Pipeline Utilities

Meta-extractors for combining, selecting, and orchestrating extraction strategies.

Overview

Pipeline utility extractors don’t extract text themselves. Instead, they coordinate other extractors to:

  • Try multiple extractors and select the best result

  • Override extraction for specific items

  • Chain extractors sequentially

  • Implement fallback strategies

  • Route items to different extractors

Available Extractors

Selection Extractors

select-text

Selects the first successful extractor from a list.

Use case: Fallback chain (try extractor A, fall back to B, then C)

extractor_id: select-text
config:
  extractors:
    - pdf-text
    - ocr-rapidocr
    - markitdown

select-longest-text

Runs all extractors and selects the longest output.

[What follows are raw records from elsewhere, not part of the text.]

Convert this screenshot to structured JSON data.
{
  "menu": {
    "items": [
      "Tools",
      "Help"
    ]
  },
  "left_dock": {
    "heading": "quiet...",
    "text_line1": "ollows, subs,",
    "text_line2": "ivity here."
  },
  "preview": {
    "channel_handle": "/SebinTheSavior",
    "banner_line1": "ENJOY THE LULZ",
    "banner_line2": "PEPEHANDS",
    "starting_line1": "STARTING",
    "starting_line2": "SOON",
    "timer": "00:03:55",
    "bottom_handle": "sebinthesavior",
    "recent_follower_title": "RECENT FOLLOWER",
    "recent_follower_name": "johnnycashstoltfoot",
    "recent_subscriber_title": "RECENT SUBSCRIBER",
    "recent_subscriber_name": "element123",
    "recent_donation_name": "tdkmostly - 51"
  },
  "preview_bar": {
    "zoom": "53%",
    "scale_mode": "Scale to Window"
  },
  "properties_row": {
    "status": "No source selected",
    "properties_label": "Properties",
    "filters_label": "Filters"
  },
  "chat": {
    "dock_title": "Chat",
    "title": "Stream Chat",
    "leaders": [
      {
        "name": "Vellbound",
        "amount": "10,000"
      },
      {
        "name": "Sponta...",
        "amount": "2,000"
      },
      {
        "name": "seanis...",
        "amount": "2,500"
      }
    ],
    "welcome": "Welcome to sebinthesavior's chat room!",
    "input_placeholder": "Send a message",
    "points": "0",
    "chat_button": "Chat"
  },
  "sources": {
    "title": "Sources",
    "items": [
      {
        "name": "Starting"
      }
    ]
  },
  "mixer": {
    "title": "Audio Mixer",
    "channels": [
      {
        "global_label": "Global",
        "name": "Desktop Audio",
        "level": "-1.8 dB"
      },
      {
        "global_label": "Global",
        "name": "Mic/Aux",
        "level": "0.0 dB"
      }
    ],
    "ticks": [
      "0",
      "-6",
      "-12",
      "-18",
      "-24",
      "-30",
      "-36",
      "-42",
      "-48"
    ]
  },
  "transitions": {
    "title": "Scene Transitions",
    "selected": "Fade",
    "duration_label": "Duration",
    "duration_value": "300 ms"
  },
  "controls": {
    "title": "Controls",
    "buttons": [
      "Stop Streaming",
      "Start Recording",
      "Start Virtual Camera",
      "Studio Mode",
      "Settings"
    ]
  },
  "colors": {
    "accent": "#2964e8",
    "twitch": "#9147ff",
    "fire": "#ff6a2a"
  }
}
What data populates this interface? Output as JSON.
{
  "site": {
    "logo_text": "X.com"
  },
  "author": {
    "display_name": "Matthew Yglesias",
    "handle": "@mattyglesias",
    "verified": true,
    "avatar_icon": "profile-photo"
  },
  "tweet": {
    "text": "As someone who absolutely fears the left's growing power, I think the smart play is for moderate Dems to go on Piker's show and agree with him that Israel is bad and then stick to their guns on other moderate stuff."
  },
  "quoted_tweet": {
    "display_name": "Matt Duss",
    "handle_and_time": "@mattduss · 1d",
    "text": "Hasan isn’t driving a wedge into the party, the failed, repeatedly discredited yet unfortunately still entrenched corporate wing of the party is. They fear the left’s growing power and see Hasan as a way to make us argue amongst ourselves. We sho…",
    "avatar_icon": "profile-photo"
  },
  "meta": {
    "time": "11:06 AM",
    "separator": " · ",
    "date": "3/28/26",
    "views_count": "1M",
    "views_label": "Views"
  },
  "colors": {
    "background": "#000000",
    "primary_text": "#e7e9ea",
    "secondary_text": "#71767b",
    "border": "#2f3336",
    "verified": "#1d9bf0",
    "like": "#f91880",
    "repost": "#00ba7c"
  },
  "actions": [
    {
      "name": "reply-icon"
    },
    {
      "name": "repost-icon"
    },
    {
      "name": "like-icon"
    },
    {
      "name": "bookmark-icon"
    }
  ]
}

Use case: Maximize extracted content when multiple strategies work

extractor_id: select-longest-text
config:
  extractors:
    - pdf-text
    - markitdown
    - unstructured

Override Extractors

select-override

Overrides extraction for specific items by ID.

Use case: Manual overrides for problematic documents

extractor_id: select-override
config:
  default_extractor: pdf-text
  overrides:
    - item_id: abc123
      extractor: ocr-rapidocr

select-smart-override

Routes items to different extractors based on media type patterns.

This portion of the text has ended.